Millions of Ukrainians across the country came to the streets to protect their fragile democracy. The oranges that protesters stocked in their tent camps through the winter of 2004-2005 became the color of resistance. The puppet president’s wife took the stage – in Severodonetsk – to announce that the oranges were shipped in by the United States filled with narcotics.


Orange Revolution 2004

During the Orange Revolution, the heart of the modern, peaceful and free Ukraine began to beat stronger than ever in history. Mass media rebelled in favor of truth. An impartial, independent supreme court ruled in the people’s favor. Thousands of international observers poured into Ukraine to monitor a final free election run-off that selected – by a narrow margin – the candidate on the European vector, who, by the way, had been poisoned and almost killed by the Kremlin during the election campaign.

Putin spent the next decade using massive propaganda and corruption to brainwash the public and buy corrupt politicians. He would install a puppet regime once again. Again, Ukrainians came to the streets in 2013, but this time, Putin ordered tanks and snipers to the streets of Kyiv. In his fury, he ordered the invasion and occupation of the most Russified areas – eastern Ukraine and Crimea. For eight years, Putin supported a simmering proxy war in eastern Ukraine even as Russia became less and less free, more and more autocratic and corrupt.


Maidan 2014

On February 24, 2022, the Moscow despot launched a full-scale invasion against his peaceful, democratic neighbor. Democracy and freedom on his doorstep will never be in his vision to rebuild the Russian Empire through brute force.

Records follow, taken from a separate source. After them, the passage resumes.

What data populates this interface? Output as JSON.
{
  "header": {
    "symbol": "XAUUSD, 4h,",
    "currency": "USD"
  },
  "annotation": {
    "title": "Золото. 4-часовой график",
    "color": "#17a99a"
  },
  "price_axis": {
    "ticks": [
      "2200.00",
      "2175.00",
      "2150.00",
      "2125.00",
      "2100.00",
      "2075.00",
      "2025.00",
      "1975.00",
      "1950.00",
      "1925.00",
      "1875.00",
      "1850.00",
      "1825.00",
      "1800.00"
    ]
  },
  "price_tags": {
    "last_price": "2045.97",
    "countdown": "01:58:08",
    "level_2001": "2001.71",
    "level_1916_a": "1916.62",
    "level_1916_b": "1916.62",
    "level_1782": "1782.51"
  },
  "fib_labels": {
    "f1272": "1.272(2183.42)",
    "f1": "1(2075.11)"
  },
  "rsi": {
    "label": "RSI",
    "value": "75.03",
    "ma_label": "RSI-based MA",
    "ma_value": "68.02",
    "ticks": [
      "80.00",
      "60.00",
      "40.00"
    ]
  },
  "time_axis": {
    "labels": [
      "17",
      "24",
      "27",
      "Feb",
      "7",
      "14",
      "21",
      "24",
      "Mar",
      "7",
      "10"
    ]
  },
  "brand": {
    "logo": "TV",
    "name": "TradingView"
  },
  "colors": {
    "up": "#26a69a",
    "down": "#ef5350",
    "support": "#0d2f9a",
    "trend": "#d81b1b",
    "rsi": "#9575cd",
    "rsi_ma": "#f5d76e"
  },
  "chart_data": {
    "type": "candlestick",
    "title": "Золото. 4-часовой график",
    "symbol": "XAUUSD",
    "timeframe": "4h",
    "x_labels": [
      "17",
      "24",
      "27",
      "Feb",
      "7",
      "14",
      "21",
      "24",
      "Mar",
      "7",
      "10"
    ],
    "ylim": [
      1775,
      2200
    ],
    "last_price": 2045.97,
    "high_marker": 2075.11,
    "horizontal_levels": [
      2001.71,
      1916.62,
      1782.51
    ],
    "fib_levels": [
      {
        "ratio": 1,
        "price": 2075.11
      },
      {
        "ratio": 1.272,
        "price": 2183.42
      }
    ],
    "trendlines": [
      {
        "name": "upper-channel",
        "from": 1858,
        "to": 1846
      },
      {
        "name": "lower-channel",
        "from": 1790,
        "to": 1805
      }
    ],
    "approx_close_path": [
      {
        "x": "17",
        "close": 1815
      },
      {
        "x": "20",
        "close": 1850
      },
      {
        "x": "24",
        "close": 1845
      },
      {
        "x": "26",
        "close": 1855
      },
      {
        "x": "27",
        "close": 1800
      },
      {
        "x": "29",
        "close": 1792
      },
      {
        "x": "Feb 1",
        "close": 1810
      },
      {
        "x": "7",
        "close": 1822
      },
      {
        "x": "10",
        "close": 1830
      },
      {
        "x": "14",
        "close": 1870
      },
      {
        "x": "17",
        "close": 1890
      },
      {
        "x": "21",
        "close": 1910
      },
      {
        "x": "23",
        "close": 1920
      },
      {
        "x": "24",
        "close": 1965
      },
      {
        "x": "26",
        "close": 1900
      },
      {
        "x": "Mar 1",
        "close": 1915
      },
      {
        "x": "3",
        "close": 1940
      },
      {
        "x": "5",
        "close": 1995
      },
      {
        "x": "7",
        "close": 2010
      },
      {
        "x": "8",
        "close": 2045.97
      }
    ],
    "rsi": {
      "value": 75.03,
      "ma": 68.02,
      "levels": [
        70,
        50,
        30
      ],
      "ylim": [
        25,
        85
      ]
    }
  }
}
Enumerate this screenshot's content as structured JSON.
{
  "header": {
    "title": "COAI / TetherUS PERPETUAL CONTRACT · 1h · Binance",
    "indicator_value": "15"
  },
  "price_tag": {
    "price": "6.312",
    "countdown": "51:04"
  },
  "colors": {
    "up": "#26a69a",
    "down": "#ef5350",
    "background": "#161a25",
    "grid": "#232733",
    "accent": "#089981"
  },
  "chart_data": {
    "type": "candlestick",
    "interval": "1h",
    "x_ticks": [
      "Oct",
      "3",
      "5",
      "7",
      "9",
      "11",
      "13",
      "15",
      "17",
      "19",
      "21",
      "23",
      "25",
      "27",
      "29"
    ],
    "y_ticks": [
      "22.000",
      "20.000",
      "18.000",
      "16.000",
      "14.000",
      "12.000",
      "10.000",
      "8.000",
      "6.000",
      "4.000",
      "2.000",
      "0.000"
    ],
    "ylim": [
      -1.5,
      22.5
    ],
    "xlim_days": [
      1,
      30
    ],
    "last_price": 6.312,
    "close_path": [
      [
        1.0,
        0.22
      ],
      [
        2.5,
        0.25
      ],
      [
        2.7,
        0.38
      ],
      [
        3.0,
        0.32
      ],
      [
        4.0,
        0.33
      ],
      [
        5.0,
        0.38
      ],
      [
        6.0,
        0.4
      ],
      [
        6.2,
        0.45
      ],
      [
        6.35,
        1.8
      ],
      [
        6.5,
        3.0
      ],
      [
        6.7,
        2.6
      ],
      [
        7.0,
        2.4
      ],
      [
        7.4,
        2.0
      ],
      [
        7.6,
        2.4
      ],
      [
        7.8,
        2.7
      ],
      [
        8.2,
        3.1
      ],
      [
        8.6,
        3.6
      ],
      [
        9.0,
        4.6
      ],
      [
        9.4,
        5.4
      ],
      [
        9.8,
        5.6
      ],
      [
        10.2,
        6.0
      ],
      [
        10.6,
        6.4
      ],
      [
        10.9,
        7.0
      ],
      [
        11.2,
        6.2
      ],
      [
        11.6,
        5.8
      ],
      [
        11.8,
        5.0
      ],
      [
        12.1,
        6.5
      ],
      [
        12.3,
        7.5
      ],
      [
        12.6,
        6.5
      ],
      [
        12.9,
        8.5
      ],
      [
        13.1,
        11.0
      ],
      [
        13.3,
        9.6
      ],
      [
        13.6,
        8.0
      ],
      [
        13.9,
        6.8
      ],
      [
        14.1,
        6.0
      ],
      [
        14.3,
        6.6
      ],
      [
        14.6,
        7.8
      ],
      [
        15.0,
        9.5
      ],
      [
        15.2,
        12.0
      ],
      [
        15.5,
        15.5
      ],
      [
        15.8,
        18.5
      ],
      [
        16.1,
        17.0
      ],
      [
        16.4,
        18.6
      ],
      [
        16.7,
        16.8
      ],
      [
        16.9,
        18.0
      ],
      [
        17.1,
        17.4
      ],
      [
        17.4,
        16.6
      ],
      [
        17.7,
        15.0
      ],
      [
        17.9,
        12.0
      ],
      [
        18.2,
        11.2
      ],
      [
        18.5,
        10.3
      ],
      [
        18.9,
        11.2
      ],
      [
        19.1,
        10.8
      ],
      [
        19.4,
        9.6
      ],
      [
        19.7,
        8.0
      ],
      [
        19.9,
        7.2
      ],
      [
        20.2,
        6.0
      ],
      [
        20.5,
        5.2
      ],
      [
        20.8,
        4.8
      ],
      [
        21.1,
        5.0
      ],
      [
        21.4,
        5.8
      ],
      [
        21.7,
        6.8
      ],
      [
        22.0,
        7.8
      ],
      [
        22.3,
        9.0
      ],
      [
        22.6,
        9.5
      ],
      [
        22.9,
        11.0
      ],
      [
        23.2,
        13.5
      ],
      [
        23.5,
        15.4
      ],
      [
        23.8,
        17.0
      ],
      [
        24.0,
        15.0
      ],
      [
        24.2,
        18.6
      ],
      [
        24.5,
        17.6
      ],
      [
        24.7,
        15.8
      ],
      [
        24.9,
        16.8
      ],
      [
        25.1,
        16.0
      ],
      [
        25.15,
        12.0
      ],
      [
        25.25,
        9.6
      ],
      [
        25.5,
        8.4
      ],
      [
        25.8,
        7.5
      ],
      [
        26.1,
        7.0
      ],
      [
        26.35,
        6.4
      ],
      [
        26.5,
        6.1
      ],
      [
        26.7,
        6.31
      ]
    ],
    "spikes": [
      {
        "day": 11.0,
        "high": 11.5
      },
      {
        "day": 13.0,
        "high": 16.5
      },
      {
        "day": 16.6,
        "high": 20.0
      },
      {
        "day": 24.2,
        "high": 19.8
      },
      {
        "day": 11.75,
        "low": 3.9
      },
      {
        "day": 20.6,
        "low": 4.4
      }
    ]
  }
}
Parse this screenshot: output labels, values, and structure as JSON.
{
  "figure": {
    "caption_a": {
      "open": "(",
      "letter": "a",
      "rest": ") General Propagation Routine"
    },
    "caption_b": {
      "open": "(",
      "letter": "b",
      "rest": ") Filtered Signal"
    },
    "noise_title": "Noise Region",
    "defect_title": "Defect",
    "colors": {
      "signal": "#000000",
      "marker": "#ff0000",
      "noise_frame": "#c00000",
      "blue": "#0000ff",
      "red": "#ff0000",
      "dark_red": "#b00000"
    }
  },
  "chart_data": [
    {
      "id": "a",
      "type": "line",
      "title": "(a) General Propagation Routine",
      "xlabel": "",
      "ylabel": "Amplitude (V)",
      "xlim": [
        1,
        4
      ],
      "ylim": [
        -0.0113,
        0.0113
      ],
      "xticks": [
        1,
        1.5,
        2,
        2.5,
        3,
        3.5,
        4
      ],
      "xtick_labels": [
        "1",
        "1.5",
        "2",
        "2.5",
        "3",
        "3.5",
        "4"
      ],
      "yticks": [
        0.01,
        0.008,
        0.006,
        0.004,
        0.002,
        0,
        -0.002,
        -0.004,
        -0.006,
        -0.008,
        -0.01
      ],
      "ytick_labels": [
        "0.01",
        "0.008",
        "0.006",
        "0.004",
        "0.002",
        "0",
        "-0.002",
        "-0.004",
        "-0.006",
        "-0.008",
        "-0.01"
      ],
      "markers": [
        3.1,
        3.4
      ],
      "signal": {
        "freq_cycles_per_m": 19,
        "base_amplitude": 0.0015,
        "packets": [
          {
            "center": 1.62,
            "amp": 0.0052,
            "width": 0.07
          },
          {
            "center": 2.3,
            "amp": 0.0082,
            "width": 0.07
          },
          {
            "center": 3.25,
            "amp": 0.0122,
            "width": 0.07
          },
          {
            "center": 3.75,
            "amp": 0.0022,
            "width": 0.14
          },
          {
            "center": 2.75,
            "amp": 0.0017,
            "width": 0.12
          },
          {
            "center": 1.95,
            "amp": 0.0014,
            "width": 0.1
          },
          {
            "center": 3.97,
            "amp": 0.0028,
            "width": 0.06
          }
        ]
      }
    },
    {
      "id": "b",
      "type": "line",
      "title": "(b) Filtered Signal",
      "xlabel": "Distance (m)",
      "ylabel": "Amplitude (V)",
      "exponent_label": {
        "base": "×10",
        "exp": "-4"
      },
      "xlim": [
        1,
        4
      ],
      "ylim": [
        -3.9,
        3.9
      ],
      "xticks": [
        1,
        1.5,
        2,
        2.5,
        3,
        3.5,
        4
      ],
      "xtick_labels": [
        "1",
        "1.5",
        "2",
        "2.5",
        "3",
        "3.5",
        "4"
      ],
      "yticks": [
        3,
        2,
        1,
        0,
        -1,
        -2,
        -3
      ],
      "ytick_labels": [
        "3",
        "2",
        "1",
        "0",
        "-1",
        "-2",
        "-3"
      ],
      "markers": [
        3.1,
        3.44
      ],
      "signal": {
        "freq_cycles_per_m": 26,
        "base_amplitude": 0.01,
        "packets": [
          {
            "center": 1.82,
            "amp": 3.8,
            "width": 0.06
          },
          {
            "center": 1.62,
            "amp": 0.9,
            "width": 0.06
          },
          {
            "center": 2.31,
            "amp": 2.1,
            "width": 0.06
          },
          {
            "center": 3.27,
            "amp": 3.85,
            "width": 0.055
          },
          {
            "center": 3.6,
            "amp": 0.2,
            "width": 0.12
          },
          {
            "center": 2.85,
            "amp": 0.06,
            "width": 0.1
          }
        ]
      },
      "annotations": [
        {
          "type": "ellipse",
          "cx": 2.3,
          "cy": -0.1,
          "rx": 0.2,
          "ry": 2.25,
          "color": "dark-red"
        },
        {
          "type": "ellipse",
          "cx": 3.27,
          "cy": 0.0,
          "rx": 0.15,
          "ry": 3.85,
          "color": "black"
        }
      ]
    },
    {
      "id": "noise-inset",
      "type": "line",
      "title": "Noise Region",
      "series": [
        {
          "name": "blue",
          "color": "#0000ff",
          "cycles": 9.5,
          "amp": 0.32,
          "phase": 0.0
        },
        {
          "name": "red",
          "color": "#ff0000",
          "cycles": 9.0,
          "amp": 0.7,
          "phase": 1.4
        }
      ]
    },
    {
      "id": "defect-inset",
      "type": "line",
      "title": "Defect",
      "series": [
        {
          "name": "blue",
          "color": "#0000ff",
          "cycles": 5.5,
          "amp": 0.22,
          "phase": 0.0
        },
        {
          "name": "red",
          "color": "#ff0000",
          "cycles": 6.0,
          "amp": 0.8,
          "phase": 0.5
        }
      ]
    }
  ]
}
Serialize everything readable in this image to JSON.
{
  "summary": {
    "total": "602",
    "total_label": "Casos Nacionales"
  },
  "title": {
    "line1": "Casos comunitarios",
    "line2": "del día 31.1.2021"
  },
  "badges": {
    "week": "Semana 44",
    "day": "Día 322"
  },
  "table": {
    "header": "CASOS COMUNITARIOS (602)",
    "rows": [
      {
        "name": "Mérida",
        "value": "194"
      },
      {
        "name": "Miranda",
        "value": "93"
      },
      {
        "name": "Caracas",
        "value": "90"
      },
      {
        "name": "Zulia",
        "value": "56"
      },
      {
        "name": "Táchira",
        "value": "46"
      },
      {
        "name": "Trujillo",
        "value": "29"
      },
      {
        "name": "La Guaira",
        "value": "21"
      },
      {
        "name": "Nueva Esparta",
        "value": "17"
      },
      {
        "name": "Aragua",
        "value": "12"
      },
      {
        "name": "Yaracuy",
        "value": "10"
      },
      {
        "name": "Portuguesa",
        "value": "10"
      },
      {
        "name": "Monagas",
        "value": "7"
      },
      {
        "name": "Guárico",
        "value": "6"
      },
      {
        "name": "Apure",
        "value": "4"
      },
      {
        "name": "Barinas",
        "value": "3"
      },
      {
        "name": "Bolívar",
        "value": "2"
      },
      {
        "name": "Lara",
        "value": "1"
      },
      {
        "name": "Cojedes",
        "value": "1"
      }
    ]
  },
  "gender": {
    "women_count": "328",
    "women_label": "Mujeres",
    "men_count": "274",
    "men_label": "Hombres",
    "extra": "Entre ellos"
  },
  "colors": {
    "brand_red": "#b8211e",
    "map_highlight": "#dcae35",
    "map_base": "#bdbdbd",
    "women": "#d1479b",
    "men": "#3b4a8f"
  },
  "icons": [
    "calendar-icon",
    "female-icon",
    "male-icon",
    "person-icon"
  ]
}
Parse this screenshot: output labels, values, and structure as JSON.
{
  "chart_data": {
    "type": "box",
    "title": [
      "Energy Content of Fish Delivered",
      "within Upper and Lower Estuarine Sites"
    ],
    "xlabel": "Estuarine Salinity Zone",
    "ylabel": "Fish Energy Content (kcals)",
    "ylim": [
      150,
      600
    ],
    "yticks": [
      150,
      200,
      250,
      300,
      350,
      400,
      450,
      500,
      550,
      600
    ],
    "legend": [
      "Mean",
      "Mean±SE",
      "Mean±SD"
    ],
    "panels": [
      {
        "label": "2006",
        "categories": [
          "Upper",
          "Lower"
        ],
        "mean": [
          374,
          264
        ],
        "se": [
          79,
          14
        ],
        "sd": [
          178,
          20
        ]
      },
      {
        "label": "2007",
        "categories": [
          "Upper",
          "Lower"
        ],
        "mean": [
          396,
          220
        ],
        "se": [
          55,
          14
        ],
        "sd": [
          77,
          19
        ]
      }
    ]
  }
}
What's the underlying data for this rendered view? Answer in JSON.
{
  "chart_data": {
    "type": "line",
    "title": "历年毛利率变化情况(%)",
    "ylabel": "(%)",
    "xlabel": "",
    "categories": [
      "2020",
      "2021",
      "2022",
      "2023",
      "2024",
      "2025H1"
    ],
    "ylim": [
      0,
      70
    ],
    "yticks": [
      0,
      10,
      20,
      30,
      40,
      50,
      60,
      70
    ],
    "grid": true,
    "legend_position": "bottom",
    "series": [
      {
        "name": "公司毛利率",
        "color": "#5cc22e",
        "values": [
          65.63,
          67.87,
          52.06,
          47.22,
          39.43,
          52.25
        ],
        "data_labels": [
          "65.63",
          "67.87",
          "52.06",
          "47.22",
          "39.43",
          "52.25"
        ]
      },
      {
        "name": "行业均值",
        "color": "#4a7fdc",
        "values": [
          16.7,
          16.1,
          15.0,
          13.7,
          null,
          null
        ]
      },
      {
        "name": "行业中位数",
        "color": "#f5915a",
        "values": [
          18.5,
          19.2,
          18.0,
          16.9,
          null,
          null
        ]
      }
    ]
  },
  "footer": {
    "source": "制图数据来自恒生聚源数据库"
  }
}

So here we are, centuries and centuries later, and Moscovia is still driven to destroy Ukraine, its history, its culture, its people. Today, Russia does it with massive weapons of war and genocide, led by a deranged leader carries forward a Russian hatred of Ukraine. This full-scale invasion is the culminating existential crisis for Ukraine. There is no choice but to defeat the enemy once and for all time.